Amor propio

Cuando Pía Barone la talentosa escultora argentina que de un día para otro se fué a vivir a Brasil con una surfista que apenas conocía se dio cuenta de que del mismo modo en que ella podía crear universos fantásticos, alguien podría estar creándola, se asustó.

Fue hasta el supermercado y compró una botella de cachaça.

Como no tenía costumbre de beber, el primer trago hizo que su conciencia se abriera como una rosa mecánica.

El segundo la hizo olvidar de su miedo, y el tercero la llevó en piloto automático hasta su atelier.

Con un mínimo movimiento de la voluntad, se entregó a la fuerza que suponía podía estar animándola.

En pocas horas consiguió que la arcilla tomara la forma exacta en que ella se percibía a si misma.

Algunos toques sutiles de sus habituales herramientas de trabajo —convertidas en ese momento en instrumentos de un poder superior que la guiaba con precisión matemática—, hicieron que su estatua la mirara del mismo modo en que ella la miraba.

Sirvió dos medidas y le deseó salud a su reflejo recién nacido.

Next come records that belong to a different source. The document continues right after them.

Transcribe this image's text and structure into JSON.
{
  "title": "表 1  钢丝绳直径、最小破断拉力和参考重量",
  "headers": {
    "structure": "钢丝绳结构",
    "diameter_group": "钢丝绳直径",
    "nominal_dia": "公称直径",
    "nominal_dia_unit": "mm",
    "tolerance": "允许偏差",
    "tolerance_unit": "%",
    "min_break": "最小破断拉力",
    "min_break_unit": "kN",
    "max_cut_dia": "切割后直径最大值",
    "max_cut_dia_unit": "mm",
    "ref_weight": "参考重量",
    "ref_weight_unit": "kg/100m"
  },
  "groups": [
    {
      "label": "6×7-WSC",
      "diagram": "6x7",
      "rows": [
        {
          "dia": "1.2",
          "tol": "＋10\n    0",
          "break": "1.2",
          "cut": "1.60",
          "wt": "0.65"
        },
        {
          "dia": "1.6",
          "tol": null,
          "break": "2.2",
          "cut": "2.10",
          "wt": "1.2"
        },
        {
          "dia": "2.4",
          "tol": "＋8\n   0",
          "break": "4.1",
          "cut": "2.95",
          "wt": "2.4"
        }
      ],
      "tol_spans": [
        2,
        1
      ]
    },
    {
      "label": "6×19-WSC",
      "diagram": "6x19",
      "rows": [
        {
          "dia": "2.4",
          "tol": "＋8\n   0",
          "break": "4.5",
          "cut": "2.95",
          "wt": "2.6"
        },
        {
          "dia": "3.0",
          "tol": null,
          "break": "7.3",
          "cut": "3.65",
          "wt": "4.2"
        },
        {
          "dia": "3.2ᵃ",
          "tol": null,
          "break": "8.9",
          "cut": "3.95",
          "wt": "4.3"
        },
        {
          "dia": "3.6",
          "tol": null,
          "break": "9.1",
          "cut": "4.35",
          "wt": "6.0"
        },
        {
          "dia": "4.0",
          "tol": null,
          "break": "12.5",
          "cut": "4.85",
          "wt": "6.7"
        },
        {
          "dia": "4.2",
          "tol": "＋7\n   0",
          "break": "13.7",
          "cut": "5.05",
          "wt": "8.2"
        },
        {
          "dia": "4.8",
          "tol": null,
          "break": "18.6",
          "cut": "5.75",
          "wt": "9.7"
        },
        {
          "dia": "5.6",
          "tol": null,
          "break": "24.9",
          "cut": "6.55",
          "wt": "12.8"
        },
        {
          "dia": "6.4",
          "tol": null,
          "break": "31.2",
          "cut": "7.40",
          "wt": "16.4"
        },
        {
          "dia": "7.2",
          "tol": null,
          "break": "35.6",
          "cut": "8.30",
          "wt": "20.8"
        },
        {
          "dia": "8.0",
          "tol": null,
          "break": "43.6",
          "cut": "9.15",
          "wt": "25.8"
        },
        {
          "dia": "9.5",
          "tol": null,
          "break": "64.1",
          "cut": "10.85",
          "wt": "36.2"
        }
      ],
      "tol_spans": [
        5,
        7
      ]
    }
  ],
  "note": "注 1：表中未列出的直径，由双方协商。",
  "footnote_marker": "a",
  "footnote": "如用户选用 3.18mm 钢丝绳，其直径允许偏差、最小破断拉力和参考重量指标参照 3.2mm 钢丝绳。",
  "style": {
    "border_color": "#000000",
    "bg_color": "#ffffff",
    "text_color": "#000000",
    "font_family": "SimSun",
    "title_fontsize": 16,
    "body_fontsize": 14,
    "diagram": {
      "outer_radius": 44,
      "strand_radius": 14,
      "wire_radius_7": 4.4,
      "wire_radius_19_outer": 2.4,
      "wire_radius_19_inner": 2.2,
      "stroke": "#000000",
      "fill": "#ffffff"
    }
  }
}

Su creación tomó el vaso y bebió el contenido de un solo trago.

Ella hizo lo mismo.

Así fueron bebiendo hasta acabar la botella.

Cuando las dos estaban completamente ebrias, su nueva compañera la invitó a bailar.

Pía no estaba en condiciones de negarse a nada, y mucho menos a practicar sus pasos de forró con una escultura que tenía su mismo rostro y acababa de dedicarle una sonrisa que consideraba irresistible.

Pusieron música y se abrazaron como si no hubiera más en el mundo.

Orbitaron una alrededor de la otra como si fueran lunas de lunas, agua de agua.

Se besaron e hicieron el amor como vírgenes curiosas.

Después, se contaron algunas historias triviales y se sumergieron sin darse cuenta en esos cálidos océanos imaginarios en los que se navega sin rumbo y de los que nunca se vuelve.